Offsite Learning Experiences - Real World Learning
At Stevenson we take Offsite Learning Experiences (OLEs, or field trips) seriously. We believe that learning is most powerful when students have the opportunity to experience learning both inside the classroom, in our local communities, and in a real-world context. Each teacher designs 6-10 OLEs during the year, each one closely tied to grade level curriculum.
Each OLE has lessons that precede the trip and lessons that help to synthesize and expand on the experience once students get back to campus. For instance, when studying watersheds the 5th-grade students engaged in a number of science lessons where they investigated evaporation, convection, and weather.
All hands on shark! (From an on-site OLE session)

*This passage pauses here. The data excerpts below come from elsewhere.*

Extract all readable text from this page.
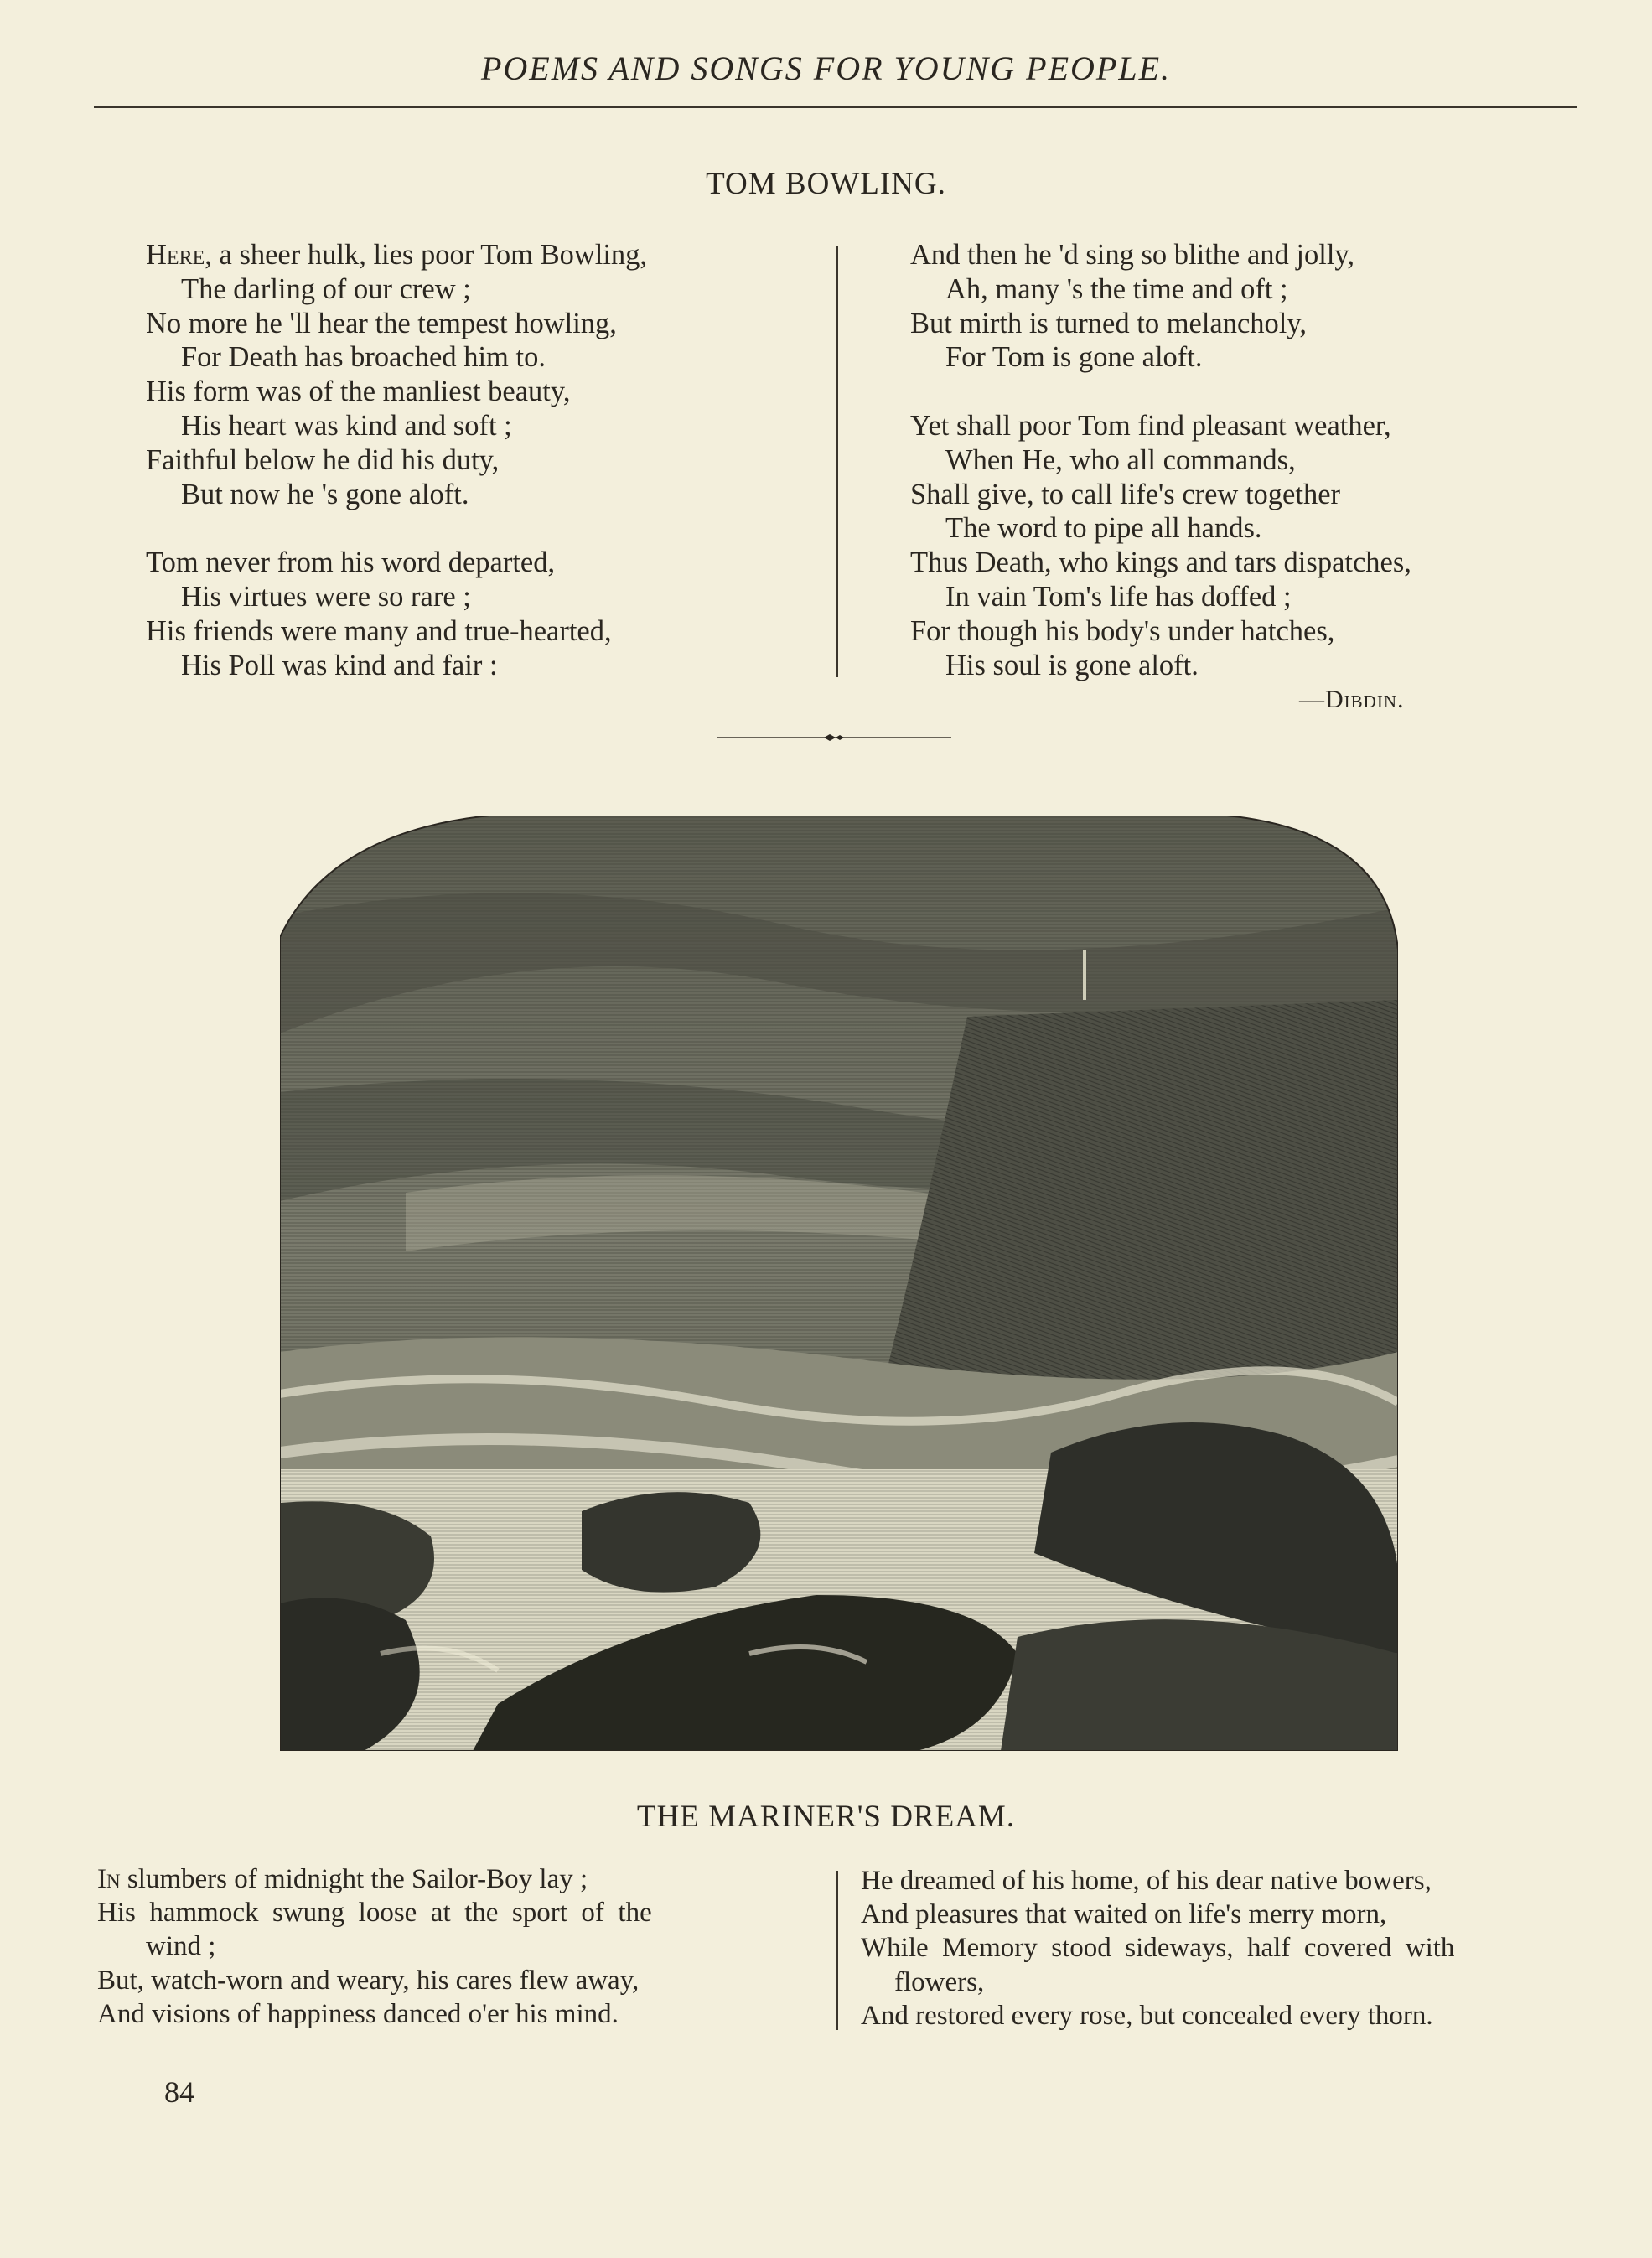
POEMS AND SONGS FOR YOUNG PEOPLE.
TOM BOWLING.
Here, a sheer hulk, lies poor Tom Bowling,
The darling of our crew ;
No more he 'll hear the tempest howling,
For Death has broached him to.
His form was of the manliest beauty,
His heart was kind and soft ;
Faithful below he did his duty,
But now he 's gone aloft.
Tom never from his word departed,
His virtues were so rare ;
His friends were many and true-hearted,
His Poll was kind and fair :
And then he 'd sing so blithe and jolly,
Ah, many 's the time and oft ;
But mirth is turned to melancholy,
For Tom is gone aloft.
Yet shall poor Tom find pleasant weather,
When He, who all commands,
Shall give, to call life's crew together
The word to pipe all hands.
Thus Death, who kings and tars dispatches,
In vain Tom's life has doffed ;
For though his body's under hatches,
His soul is gone aloft.
—Dibdin.
THE MARINER'S DREAM.
In slumbers of midnight the Sailor-Boy lay ;
His  hammock  swung  loose  at  the  sport  of  the
wind ;
But, watch-worn and weary, his cares flew away,
And visions of happiness danced o'er his mind.
He dreamed of his home, of his dear native bowers,
And pleasures that waited on life's merry morn,
While  Memory  stood  sideways,  half  covered  with
flowers,
And restored every rose, but concealed every thorn.
84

They then visited the Bay Model Visitor Center to learn about how weather, the water cycle, and the bay's tides impact our local community. After the OLE, students came back to class to learn more about the impacts humans have on their local environment and watershed. OLEs like this integrate science, social studies, reading, writing, and math while giving students a real-world context from which to work.
Whether it is a museum, a farm, a theater, or State Capitol, children learn by immersing themselves in the "real world," from "real characters," about "real applications" of the knowledge and skills they are learning in the classroom.
Sometimes we also bring "offsite" experience onsite, with external educators bringing their "field trips" to Stevenson.